Friday, April 20, 2018

Amá!! Amá!!



Amá!

It is the week before our first performance and I am suddenly shy and have developed grave doubts about this play.

For the past six months, six of us have been mining our memories of our mothers. It’s been like examining old clothes out of a long-forgotten closet. Some of the clothes no longer fit, others were just a fad so you toss those aside and then there are the true finds, the ones you are tempted to wear again but when you try them on their seams disintegrate.

There have been tears. What to do about these fears that I’m breaking some pact I don’t remember making about ancient family secrets?

It has been so long since I’ve talked with her I nearly don’t recognize her voice. I don’t hear her like I might hear someone standing beside me; the listening is going on somewhere unmapped, between inside of me where memory resides and somewhere unknown.

Carry-on!
Andale
Keep going!

Are you sure you wouldn’t mind? You sure it’s OK?

Andale
No le aflojes!
Don’t let go!

And that’s how I got my permission, no, my blessing from my
Amá more than 30 years after her death.

The weeks and months of writing and rehearsal were spent hacking at memories overgrown with weeds. I wasn’t alone finding my ankles caught in the thick grass between what was and what was remembered. At several points I tripped and felt stunned at the loss of balance and shock of being suddenly fallen.

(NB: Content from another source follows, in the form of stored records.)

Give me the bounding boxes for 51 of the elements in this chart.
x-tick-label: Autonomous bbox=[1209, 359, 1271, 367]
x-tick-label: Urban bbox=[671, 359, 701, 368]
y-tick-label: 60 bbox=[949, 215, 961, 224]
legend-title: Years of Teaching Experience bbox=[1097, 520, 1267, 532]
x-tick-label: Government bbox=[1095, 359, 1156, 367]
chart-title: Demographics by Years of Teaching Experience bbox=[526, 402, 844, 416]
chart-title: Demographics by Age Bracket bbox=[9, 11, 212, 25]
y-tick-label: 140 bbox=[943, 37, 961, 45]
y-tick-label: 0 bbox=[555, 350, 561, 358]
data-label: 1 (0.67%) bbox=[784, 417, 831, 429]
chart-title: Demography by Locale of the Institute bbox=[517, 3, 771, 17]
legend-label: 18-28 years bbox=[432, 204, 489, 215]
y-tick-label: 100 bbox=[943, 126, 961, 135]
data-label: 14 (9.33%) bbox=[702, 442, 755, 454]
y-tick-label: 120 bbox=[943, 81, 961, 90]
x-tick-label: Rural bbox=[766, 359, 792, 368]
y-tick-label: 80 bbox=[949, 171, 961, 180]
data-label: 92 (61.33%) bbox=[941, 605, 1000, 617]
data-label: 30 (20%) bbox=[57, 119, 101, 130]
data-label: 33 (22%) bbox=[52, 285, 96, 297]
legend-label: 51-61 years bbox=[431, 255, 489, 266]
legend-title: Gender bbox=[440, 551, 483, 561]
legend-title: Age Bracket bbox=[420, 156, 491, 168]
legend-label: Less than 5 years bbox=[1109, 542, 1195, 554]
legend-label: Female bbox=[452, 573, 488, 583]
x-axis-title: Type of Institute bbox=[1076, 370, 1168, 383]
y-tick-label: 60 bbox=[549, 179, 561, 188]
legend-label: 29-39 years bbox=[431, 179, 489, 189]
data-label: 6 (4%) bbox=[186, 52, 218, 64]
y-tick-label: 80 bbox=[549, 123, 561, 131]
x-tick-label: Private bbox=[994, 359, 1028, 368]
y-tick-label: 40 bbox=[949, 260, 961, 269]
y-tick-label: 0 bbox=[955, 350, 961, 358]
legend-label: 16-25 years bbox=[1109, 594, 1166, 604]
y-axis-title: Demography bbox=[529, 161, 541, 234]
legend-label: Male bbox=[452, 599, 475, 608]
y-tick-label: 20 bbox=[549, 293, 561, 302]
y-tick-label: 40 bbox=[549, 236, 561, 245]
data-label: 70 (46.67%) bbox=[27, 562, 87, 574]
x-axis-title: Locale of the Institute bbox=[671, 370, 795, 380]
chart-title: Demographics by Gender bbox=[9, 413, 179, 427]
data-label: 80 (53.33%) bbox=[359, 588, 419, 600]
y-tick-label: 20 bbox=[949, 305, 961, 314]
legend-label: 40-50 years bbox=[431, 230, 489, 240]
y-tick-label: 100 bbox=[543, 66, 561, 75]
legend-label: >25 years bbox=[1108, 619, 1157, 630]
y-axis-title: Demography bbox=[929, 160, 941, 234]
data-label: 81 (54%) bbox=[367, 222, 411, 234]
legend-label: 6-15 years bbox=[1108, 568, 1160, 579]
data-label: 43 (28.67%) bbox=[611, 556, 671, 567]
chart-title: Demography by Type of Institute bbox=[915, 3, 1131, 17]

What the hell am I doing standing in front of strangers in my metaphorical underwear?

For what purpose are these long forays into lives and lessons so long ago completed?

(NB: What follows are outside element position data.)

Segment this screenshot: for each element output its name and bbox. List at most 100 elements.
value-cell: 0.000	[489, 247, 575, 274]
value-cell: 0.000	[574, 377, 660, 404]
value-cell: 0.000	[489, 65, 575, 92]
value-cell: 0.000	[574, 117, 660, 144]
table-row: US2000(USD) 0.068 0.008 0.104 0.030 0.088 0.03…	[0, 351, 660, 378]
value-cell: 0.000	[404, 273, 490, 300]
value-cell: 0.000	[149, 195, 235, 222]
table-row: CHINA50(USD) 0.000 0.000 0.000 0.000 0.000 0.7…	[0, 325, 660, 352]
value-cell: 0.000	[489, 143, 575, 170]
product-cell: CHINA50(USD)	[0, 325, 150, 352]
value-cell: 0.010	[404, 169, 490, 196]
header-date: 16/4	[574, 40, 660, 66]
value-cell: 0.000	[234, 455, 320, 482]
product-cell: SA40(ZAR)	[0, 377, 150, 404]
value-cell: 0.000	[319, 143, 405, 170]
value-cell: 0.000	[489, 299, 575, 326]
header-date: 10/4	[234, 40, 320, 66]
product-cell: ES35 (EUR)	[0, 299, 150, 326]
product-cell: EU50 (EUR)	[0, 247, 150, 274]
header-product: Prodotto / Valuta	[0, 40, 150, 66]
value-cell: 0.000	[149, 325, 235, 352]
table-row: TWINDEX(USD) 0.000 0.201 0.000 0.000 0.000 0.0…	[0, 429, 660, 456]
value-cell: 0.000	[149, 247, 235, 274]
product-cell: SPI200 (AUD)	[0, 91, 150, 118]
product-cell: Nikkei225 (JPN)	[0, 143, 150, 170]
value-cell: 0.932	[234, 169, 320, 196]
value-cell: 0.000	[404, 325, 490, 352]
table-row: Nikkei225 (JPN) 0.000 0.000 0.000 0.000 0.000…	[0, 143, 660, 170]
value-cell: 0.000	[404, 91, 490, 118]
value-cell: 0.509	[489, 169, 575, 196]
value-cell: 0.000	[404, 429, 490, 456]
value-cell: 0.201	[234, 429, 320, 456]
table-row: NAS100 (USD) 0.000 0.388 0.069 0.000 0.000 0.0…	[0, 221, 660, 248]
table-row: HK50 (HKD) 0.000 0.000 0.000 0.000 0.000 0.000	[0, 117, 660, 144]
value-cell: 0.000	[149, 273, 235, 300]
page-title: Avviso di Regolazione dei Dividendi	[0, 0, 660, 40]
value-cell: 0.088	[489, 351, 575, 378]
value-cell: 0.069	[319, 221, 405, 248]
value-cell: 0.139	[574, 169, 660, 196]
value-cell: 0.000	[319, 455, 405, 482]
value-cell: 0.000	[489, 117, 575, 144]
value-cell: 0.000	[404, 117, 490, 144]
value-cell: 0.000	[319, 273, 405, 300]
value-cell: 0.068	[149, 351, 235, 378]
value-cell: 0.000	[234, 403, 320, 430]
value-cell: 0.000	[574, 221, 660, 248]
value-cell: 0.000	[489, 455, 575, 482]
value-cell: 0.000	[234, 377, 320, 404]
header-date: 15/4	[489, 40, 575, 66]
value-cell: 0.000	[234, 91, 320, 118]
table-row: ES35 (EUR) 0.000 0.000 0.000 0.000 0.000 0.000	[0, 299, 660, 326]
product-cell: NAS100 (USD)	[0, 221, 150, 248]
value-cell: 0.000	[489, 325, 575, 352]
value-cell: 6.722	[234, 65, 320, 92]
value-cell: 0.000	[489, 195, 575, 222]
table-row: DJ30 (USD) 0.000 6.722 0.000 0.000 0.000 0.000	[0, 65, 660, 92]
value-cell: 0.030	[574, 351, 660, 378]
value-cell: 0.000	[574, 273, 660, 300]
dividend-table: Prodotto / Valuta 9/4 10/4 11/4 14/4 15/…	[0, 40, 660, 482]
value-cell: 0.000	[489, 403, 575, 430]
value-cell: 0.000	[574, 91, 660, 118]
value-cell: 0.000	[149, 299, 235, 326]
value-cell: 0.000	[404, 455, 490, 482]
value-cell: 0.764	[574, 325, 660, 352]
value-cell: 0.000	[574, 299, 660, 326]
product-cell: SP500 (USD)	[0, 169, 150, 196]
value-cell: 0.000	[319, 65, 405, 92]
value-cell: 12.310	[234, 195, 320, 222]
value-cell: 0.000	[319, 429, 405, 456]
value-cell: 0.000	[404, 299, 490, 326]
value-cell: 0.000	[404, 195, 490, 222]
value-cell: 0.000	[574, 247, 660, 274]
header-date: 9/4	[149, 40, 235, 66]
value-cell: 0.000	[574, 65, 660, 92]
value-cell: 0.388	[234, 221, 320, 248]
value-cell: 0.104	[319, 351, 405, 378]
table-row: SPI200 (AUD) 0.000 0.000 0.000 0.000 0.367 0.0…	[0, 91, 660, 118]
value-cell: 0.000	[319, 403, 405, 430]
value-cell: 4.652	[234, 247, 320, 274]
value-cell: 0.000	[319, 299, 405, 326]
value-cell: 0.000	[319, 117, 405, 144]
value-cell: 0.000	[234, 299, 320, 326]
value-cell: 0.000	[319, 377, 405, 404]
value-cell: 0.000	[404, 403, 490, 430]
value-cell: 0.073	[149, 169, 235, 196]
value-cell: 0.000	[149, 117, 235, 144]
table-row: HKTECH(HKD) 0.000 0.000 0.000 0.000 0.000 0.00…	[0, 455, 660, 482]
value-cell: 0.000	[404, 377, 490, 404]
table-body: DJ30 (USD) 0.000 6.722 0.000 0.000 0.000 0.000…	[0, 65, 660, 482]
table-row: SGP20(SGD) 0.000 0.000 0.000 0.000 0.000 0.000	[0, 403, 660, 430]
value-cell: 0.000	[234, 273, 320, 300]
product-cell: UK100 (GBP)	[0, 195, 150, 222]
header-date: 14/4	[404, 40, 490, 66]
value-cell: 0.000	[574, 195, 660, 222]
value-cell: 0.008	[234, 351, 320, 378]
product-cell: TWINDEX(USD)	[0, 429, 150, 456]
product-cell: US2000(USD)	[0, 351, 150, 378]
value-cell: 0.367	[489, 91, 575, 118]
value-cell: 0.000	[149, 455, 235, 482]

But are they over? Doesn’t my own life and that of all who knew and loved
Amá still carry within reverberations of her laughter, echoes of her words and the heat of still palpable loving embraces?

Oh my God! If she’s that much alive, then I’m sure in a heap of trouble because she is sure to be pissed as can be about me telling strangers about her and her life! Oh my God!

So I went from behind one skirt in my fear to behind another.

But I heard her clearly. She said:

Andale! No seas gallina!
Don’t be a chicken!  Get on with it.

I got out from behind the skirts of the ghosts of my own making and saw what my reasons had been from the start:

To tell my mother’s story; mine, not that of my siblings or anyone else’s; that’s for them to do not me.

To tell the geography of her life on the borderlands.

To tell about how her life was touched by three centuries.

To tell about her challenges after dad‘s death and the way she finally found her self again in the rubble of her life.

To tell the story of a woman who loved perfection, yet who fell short of it in many ways. 
Amá did meet her high standards, however, in the questions that counted, though some remain unanswered.

Did she do her very best?

Did she love with her whole heart ?

Where, after all these years, were the pliers, scissors and scotch tape whenever she barked at me to run and get them for her?
Amá before her death might’ve minded my metaphorical underwear demonstration, but not Amá 35 years later. She has grown along with the rest of us she assures me. And then, as quickly as she arrived, she fades into the shadows offstage after—could this be possible? A Carol Burnett tug of an earlobe—to wish me well, and to remind me as only a mother can, to tell her story and mine loud and proud.